The 6.875% series K fixed-to-floating rate noncumulative preferreds (NYSE: CPK) traded down 8 cents to $27.02.

The New York-based bank announced early Monday that it had reached a settlement with the federal government in regards to allegations the firm sold faulty mortgage securities ahead of the financial crisis. In making the settlement, Citigroup booked a $3.8 billion pre-tax charge on its second-quarter results, leaving its quarterly income at $181 million, or 3 cents per share – a 96% decline year over year.

However, excluding the charge, income would have been $1.24 per share, which beat analysts’ estimates of $1.05 per share.

Revenues dropped 5.6% to $19.34 billion. That also beat estimates, which were around $18.93 billion.

Revenues from fixed-income trading were also better than expected. The company had previously estimated that revenues from that unit would be down 20% to 25% year over year. But revenue fell only 12% from the previous year.

Overall, Monday’s session was a light one in terms of liquidity, a market source said.

The Wells Fargo Hybrid and Preferred Securities index closed down 12 basis points, though it had been up 11 bps at mid-morning.

“The market popped on the open, but tended to fade throughout the rest of the day,” the source said.

Wells Fargo comes upsized

Wells Fargo & Co. brought a $700 million issue of 6% series T class A noncumulative perpetual preferred stock on Monday.

The deal was upsized from $250 million and came at the tight end of 6% to 6.125% talk.

One market source said the “deal didn’t go so well, not in the gray market,” deeming the new issue “overpriced and overissued.”

The source pegged the preferreds at $24.77 bid, $24.82 offered.

Another trader quoted the preferreds at $24.75 bid, $24.82 offered.

As for the rest of San Francisco-based bank’s preferred structure, the shares were all down, which tends to be common when a new issue prices.

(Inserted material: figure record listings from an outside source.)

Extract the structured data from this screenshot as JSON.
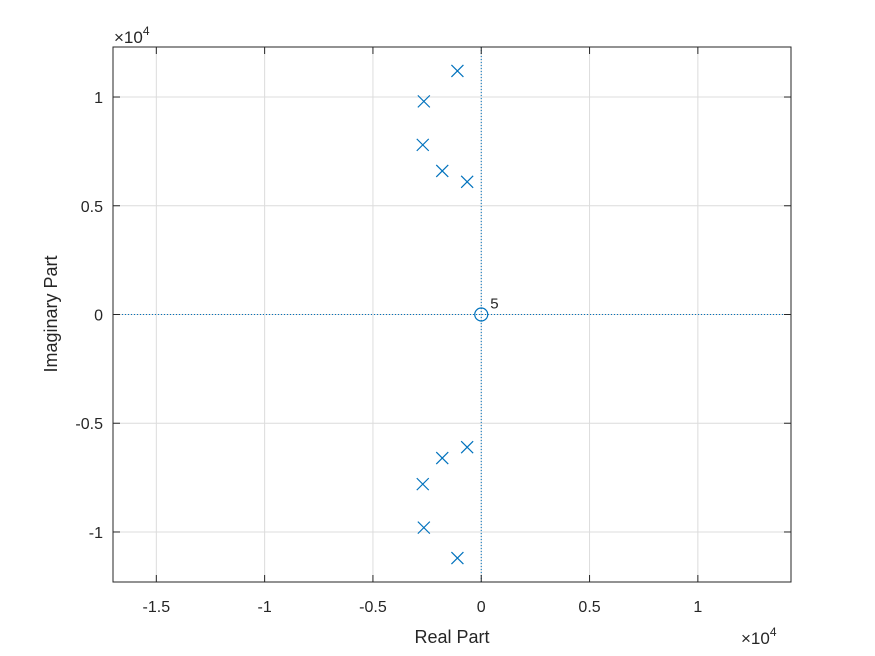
{
  "chart_data": {
    "type": "scatter",
    "title": "",
    "xlabel": "Real Part",
    "ylabel": "Imaginary Part",
    "xlim": [
      -1.7,
      1.43
    ],
    "ylim": [
      -1.23,
      1.23
    ],
    "axis_scale_note": "×10^4 on both axes; values below are in displayed (scaled) units",
    "x_exponent_base": "×10",
    "x_exponent_power": "4",
    "y_exponent_base": "×10",
    "y_exponent_power": "4",
    "xticks": [
      -1.5,
      -1,
      -0.5,
      0,
      0.5,
      1
    ],
    "xtick_labels": [
      "-1.5",
      "-1",
      "-0.5",
      "0",
      "0.5",
      "1"
    ],
    "yticks": [
      -1,
      -0.5,
      0,
      0.5,
      1
    ],
    "ytick_labels": [
      "-1",
      "-0.5",
      "0",
      "0.5",
      "1"
    ],
    "grid": true,
    "color": "#0072BD",
    "poles": [
      {
        "x": -0.11,
        "y": 1.12
      },
      {
        "x": -0.265,
        "y": 0.98
      },
      {
        "x": -0.27,
        "y": 0.78
      },
      {
        "x": -0.18,
        "y": 0.66
      },
      {
        "x": -0.065,
        "y": 0.61
      },
      {
        "x": -0.065,
        "y": -0.61
      },
      {
        "x": -0.18,
        "y": -0.66
      },
      {
        "x": -0.27,
        "y": -0.78
      },
      {
        "x": -0.265,
        "y": -0.98
      },
      {
        "x": -0.11,
        "y": -1.12
      }
    ],
    "zeros": [
      {
        "x": 0,
        "y": 0,
        "multiplicity": 5
      }
    ],
    "multiplicity_label": "5"
  }
}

The 5.2% series N class A noncumulative perpetual preferreds (NYSE: WFCPN) declined 14 cents to $22.95, and the 5.85% series Q fixed-to-floating rate noncumulative preferreds (NYSE: WFCPQ) dipped 9 cents to $26.10.

Wells Fargo Securities LLC led the books. The company intends to use proceeds for general corporate purposes.

Full Circle brings add-on

Full Circle Capital Corp. said it had priced a $12.5 million add-on to its 8.25% $25-par notes due 2020 (Nasdaq: FULLL).

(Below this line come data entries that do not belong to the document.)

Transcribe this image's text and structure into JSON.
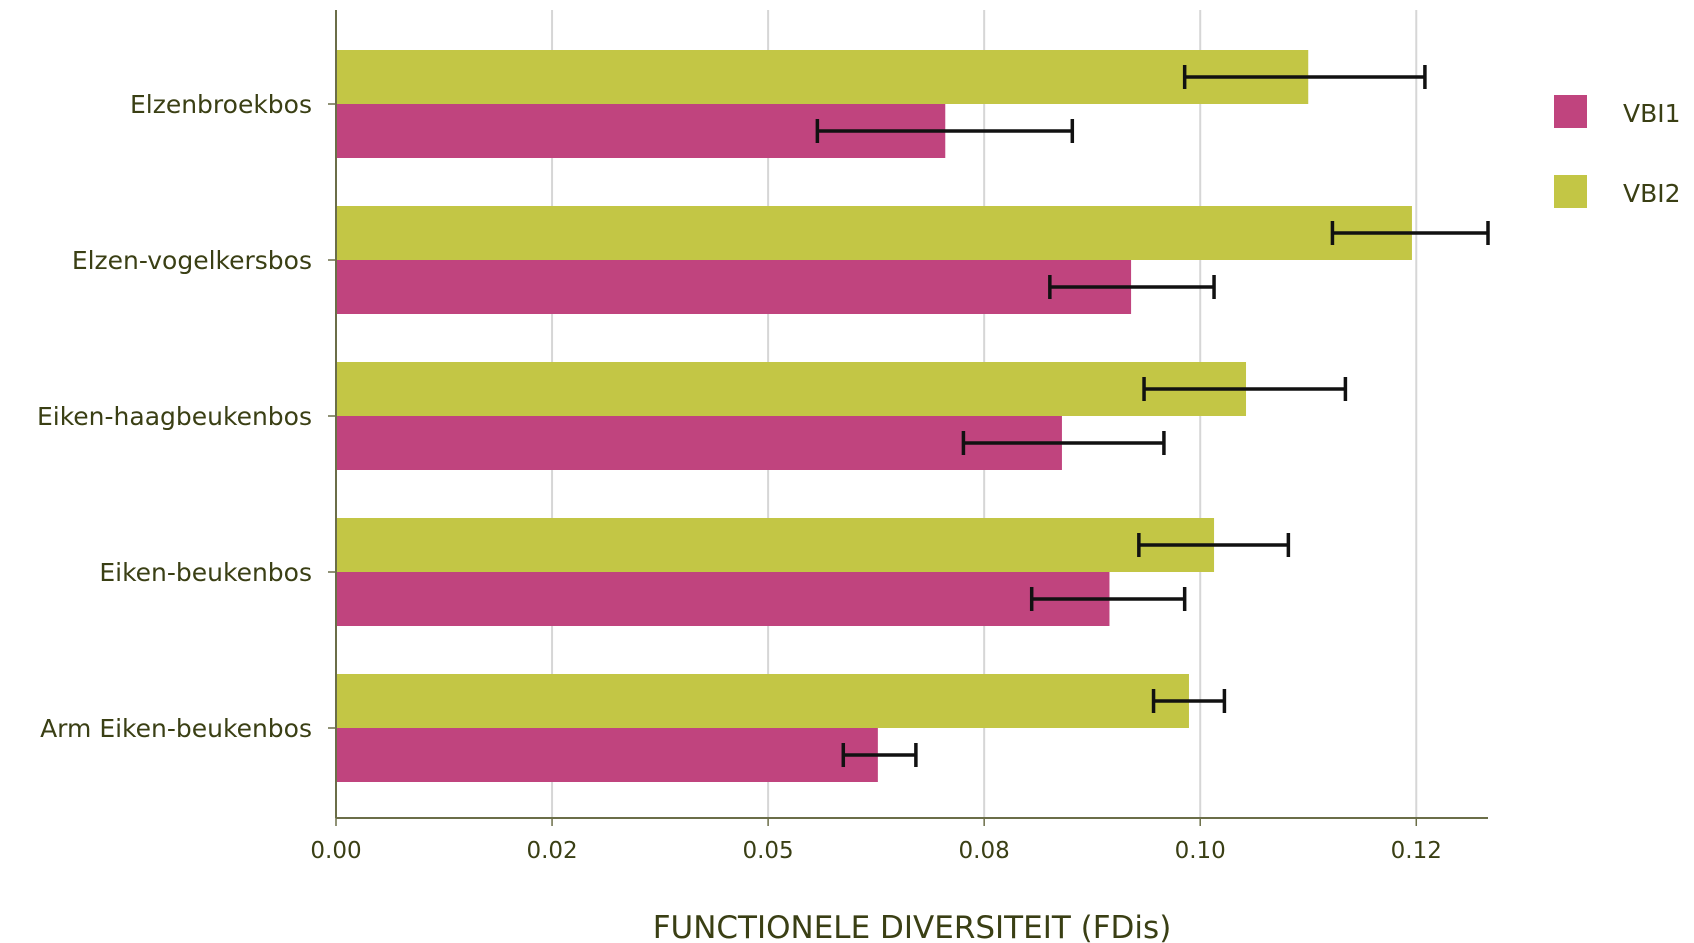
{
  "chart_data": {
    "type": "bar",
    "orientation": "horizontal",
    "xlabel": "FUNCTIONELE DIVERSITEIT (FDis)",
    "xlim": [
      0,
      0.1333
    ],
    "xticks": [
      0,
      0.025,
      0.05,
      0.075,
      0.1,
      0.125
    ],
    "xtick_labels": [
      "0.00",
      "0.02",
      "0.05",
      "0.08",
      "0.10",
      "0.12"
    ],
    "grid": "vertical",
    "legend_position": "right",
    "categories": [
      "Elzenbroekbos",
      "Elzen-vogelkersbos",
      "Eiken-haagbeukenbos",
      "Eiken-beukenbos",
      "Arm Eiken-beukenbos"
    ],
    "series": [
      {
        "name": "VBI1",
        "color": "#c0447e",
        "values": [
          0.0705,
          0.092,
          0.084,
          0.0895,
          0.0627
        ],
        "error_low": [
          0.0557,
          0.0826,
          0.0726,
          0.0805,
          0.0587
        ],
        "error_high": [
          0.0852,
          0.1016,
          0.0958,
          0.0982,
          0.0671
        ]
      },
      {
        "name": "VBI2",
        "color": "#c3c645",
        "values": [
          0.1125,
          0.1245,
          0.1053,
          0.1016,
          0.0987
        ],
        "error_low": [
          0.0982,
          0.1153,
          0.0935,
          0.0929,
          0.0946
        ],
        "error_high": [
          0.126,
          0.1333,
          0.1168,
          0.1102,
          0.1028
        ]
      }
    ]
  }
}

The notes were sold at $25.375, a 2.8% discount to Friday’s closing price of $26.08.

Come Monday, the notes were trading down. The securities finished the day 9 cents softer at $25.99, but at mid-morning, they were off 18 cents to $25.90.

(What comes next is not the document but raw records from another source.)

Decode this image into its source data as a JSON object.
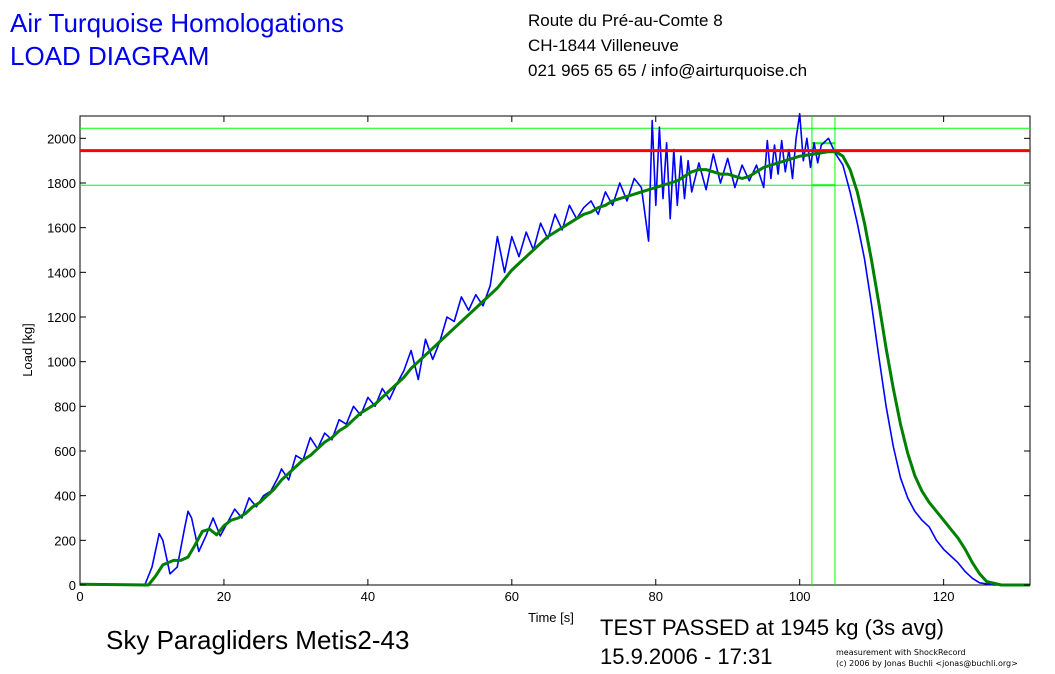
{
  "header": {
    "title_line1": "Air Turquoise Homologations",
    "title_line2": "LOAD DIAGRAM",
    "address_line1": "Route du Pré-au-Comte 8",
    "address_line2": "CH-1844 Villeneuve",
    "address_line3": "021 965 65 65 / info@airturquoise.ch"
  },
  "footer": {
    "glider_name": "Sky Paragliders Metis2-43",
    "result": "TEST PASSED at 1945 kg (3s avg)",
    "datetime": "15.9.2006 - 17:31",
    "credit_line1": "measurement with ShockRecord",
    "credit_line2": "(c) 2006 by Jonas Buchli <jonas@buchli.org>"
  },
  "colors": {
    "raw": "#0000ff",
    "avg": "#008000",
    "max_line": "#ff0000",
    "limit_lines": "#00ff00",
    "axes": "#000000"
  },
  "chart_data": {
    "type": "line",
    "title": "",
    "xlabel": "Time [s]",
    "ylabel": "Load [kg]",
    "xlim": [
      0,
      132
    ],
    "ylim": [
      0,
      2100
    ],
    "xticks": [
      0,
      20,
      40,
      60,
      80,
      100,
      120
    ],
    "yticks": [
      0,
      200,
      400,
      600,
      800,
      1000,
      1200,
      1400,
      1600,
      1800,
      2000
    ],
    "grid": false,
    "series": [
      {
        "color": "#0000ff",
        "points": [
          [
            0,
            5
          ],
          [
            9,
            0
          ],
          [
            10,
            80
          ],
          [
            11,
            230
          ],
          [
            11.5,
            200
          ],
          [
            12.5,
            50
          ],
          [
            13.5,
            80
          ],
          [
            14.5,
            250
          ],
          [
            15,
            330
          ],
          [
            15.5,
            300
          ],
          [
            16.5,
            150
          ],
          [
            17.5,
            220
          ],
          [
            18.5,
            300
          ],
          [
            19.5,
            220
          ],
          [
            20.5,
            280
          ],
          [
            21.5,
            340
          ],
          [
            22.5,
            300
          ],
          [
            23.5,
            390
          ],
          [
            24.5,
            350
          ],
          [
            25.5,
            400
          ],
          [
            26.5,
            420
          ],
          [
            27.5,
            480
          ],
          [
            28,
            520
          ],
          [
            29,
            470
          ],
          [
            30,
            580
          ],
          [
            31,
            560
          ],
          [
            32,
            660
          ],
          [
            33,
            610
          ],
          [
            34,
            680
          ],
          [
            35,
            650
          ],
          [
            36,
            740
          ],
          [
            37,
            720
          ],
          [
            38,
            800
          ],
          [
            39,
            760
          ],
          [
            40,
            840
          ],
          [
            41,
            800
          ],
          [
            42,
            880
          ],
          [
            43,
            830
          ],
          [
            44,
            900
          ],
          [
            45,
            960
          ],
          [
            46,
            1050
          ],
          [
            47,
            920
          ],
          [
            48,
            1100
          ],
          [
            49,
            1010
          ],
          [
            50,
            1090
          ],
          [
            51,
            1200
          ],
          [
            52,
            1180
          ],
          [
            53,
            1290
          ],
          [
            54,
            1230
          ],
          [
            55,
            1300
          ],
          [
            56,
            1250
          ],
          [
            57,
            1340
          ],
          [
            58,
            1560
          ],
          [
            59,
            1400
          ],
          [
            60,
            1560
          ],
          [
            61,
            1470
          ],
          [
            62,
            1580
          ],
          [
            63,
            1500
          ],
          [
            64,
            1620
          ],
          [
            65,
            1550
          ],
          [
            66,
            1660
          ],
          [
            67,
            1590
          ],
          [
            68,
            1700
          ],
          [
            69,
            1640
          ],
          [
            70,
            1690
          ],
          [
            71,
            1720
          ],
          [
            72,
            1660
          ],
          [
            73,
            1760
          ],
          [
            74,
            1700
          ],
          [
            75,
            1800
          ],
          [
            76,
            1720
          ],
          [
            77,
            1820
          ],
          [
            78,
            1780
          ],
          [
            79,
            1540
          ],
          [
            79.5,
            2080
          ],
          [
            80,
            1700
          ],
          [
            80.5,
            2050
          ],
          [
            81,
            1730
          ],
          [
            81.5,
            1980
          ],
          [
            82,
            1640
          ],
          [
            82.5,
            1950
          ],
          [
            83,
            1700
          ],
          [
            83.5,
            1920
          ],
          [
            84,
            1730
          ],
          [
            84.5,
            1900
          ],
          [
            85,
            1760
          ],
          [
            86,
            1890
          ],
          [
            87,
            1770
          ],
          [
            88,
            1930
          ],
          [
            89,
            1800
          ],
          [
            90,
            1910
          ],
          [
            91,
            1780
          ],
          [
            92,
            1880
          ],
          [
            93,
            1810
          ],
          [
            94,
            1880
          ],
          [
            95,
            1780
          ],
          [
            95.5,
            1990
          ],
          [
            96,
            1820
          ],
          [
            96.5,
            1970
          ],
          [
            97,
            1840
          ],
          [
            97.5,
            1990
          ],
          [
            98,
            1850
          ],
          [
            98.5,
            1950
          ],
          [
            99,
            1820
          ],
          [
            99.5,
            2000
          ],
          [
            100,
            2110
          ],
          [
            100.5,
            1900
          ],
          [
            101,
            2000
          ],
          [
            101.5,
            1870
          ],
          [
            102,
            1980
          ],
          [
            102.5,
            1890
          ],
          [
            103,
            1970
          ],
          [
            104,
            2000
          ],
          [
            105,
            1930
          ],
          [
            106,
            1880
          ],
          [
            107,
            1760
          ],
          [
            108,
            1620
          ],
          [
            109,
            1460
          ],
          [
            110,
            1250
          ],
          [
            111,
            1020
          ],
          [
            112,
            800
          ],
          [
            113,
            620
          ],
          [
            114,
            480
          ],
          [
            115,
            390
          ],
          [
            116,
            330
          ],
          [
            117,
            290
          ],
          [
            118,
            260
          ],
          [
            119,
            200
          ],
          [
            120,
            160
          ],
          [
            121,
            130
          ],
          [
            122,
            100
          ],
          [
            123,
            60
          ],
          [
            124,
            30
          ],
          [
            125,
            10
          ],
          [
            127,
            0
          ],
          [
            132,
            0
          ]
        ]
      },
      {
        "color": "#008000",
        "points": [
          [
            0,
            3
          ],
          [
            9.5,
            0
          ],
          [
            10.5,
            40
          ],
          [
            11.5,
            90
          ],
          [
            13,
            110
          ],
          [
            14,
            110
          ],
          [
            15,
            125
          ],
          [
            16,
            180
          ],
          [
            17,
            240
          ],
          [
            18,
            250
          ],
          [
            19,
            225
          ],
          [
            20,
            265
          ],
          [
            21,
            290
          ],
          [
            22,
            300
          ],
          [
            23,
            320
          ],
          [
            24,
            350
          ],
          [
            25,
            370
          ],
          [
            26,
            400
          ],
          [
            27,
            430
          ],
          [
            28,
            470
          ],
          [
            29,
            500
          ],
          [
            30,
            530
          ],
          [
            31,
            560
          ],
          [
            32,
            580
          ],
          [
            33,
            610
          ],
          [
            34,
            640
          ],
          [
            35,
            660
          ],
          [
            36,
            690
          ],
          [
            37,
            710
          ],
          [
            38,
            740
          ],
          [
            39,
            770
          ],
          [
            40,
            790
          ],
          [
            41,
            810
          ],
          [
            42,
            840
          ],
          [
            43,
            870
          ],
          [
            44,
            900
          ],
          [
            45,
            930
          ],
          [
            46,
            970
          ],
          [
            47,
            1000
          ],
          [
            48,
            1030
          ],
          [
            49,
            1060
          ],
          [
            50,
            1090
          ],
          [
            51,
            1120
          ],
          [
            52,
            1150
          ],
          [
            53,
            1180
          ],
          [
            54,
            1210
          ],
          [
            55,
            1240
          ],
          [
            56,
            1270
          ],
          [
            57,
            1300
          ],
          [
            58,
            1330
          ],
          [
            59,
            1370
          ],
          [
            60,
            1410
          ],
          [
            61,
            1440
          ],
          [
            62,
            1470
          ],
          [
            63,
            1500
          ],
          [
            64,
            1530
          ],
          [
            65,
            1560
          ],
          [
            66,
            1580
          ],
          [
            67,
            1600
          ],
          [
            68,
            1620
          ],
          [
            69,
            1640
          ],
          [
            70,
            1660
          ],
          [
            71,
            1670
          ],
          [
            72,
            1690
          ],
          [
            73,
            1700
          ],
          [
            74,
            1720
          ],
          [
            75,
            1730
          ],
          [
            76,
            1740
          ],
          [
            77,
            1750
          ],
          [
            78,
            1760
          ],
          [
            79,
            1770
          ],
          [
            80,
            1780
          ],
          [
            81,
            1790
          ],
          [
            82,
            1800
          ],
          [
            83,
            1810
          ],
          [
            84,
            1830
          ],
          [
            85,
            1850
          ],
          [
            86,
            1860
          ],
          [
            87,
            1860
          ],
          [
            88,
            1850
          ],
          [
            89,
            1840
          ],
          [
            90,
            1840
          ],
          [
            91,
            1830
          ],
          [
            92,
            1820
          ],
          [
            93,
            1830
          ],
          [
            94,
            1850
          ],
          [
            95,
            1870
          ],
          [
            96,
            1880
          ],
          [
            97,
            1890
          ],
          [
            98,
            1900
          ],
          [
            99,
            1910
          ],
          [
            100,
            1920
          ],
          [
            101,
            1925
          ],
          [
            102,
            1930
          ],
          [
            103,
            1935
          ],
          [
            104,
            1940
          ],
          [
            105,
            1940
          ],
          [
            106,
            1920
          ],
          [
            107,
            1860
          ],
          [
            108,
            1760
          ],
          [
            109,
            1620
          ],
          [
            110,
            1450
          ],
          [
            111,
            1260
          ],
          [
            112,
            1060
          ],
          [
            113,
            880
          ],
          [
            114,
            720
          ],
          [
            115,
            590
          ],
          [
            116,
            490
          ],
          [
            117,
            420
          ],
          [
            118,
            370
          ],
          [
            119,
            330
          ],
          [
            120,
            290
          ],
          [
            121,
            250
          ],
          [
            122,
            210
          ],
          [
            123,
            160
          ],
          [
            124,
            100
          ],
          [
            125,
            50
          ],
          [
            126,
            15
          ],
          [
            128,
            0
          ],
          [
            132,
            0
          ]
        ]
      }
    ],
    "reference_lines": {
      "max_load": 1945,
      "upper_limit": 2045,
      "lower_limit": 1790,
      "window_start_time": 102.4,
      "window_end_time": 104.9,
      "window_left_time": 101.7,
      "window_right_time": 104.9
    }
  }
}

The Rye Brook, N.Y.-based closed-end investment company originally sold $21.1 million of the notes in June 2013.

Proceeds will be used to pay down debt.

Ally outlook improves

Ally Financial Inc.’s 8.125% series 2 fixed-to-floating rate trust preferreds linked to GMAC Capital Trust I (NYSE: ALLYPA) were easily the most actively traded issue in the preferred market on Monday, as Moody’s Investors Service upped the outlook on the company to positive from stable.

“That’s probably overdue by six months, maybe eight months depending on how you look at it,” one source quipped.

Over 2.16 million preferred shares changed hands during the session, but the paper closed down 3 cents to $27.28.

Moody’s affirmed the corporate family rating of Ba3 as well as the preferreds’ rating of B3. The positive outlook reflected an improving operating performance, the agency said in a statement. The company’s $17.8 billion repayment of government aid also helped.

Ally received a $17.2 billion bailout at the height of the financial crisis. In January, the government sold some of the securities it had taken from that bailout and in April, the company launched a $2.6 billion IPO.

Both of those transactions combined helped the government reduce its equity stake in the company to 16%.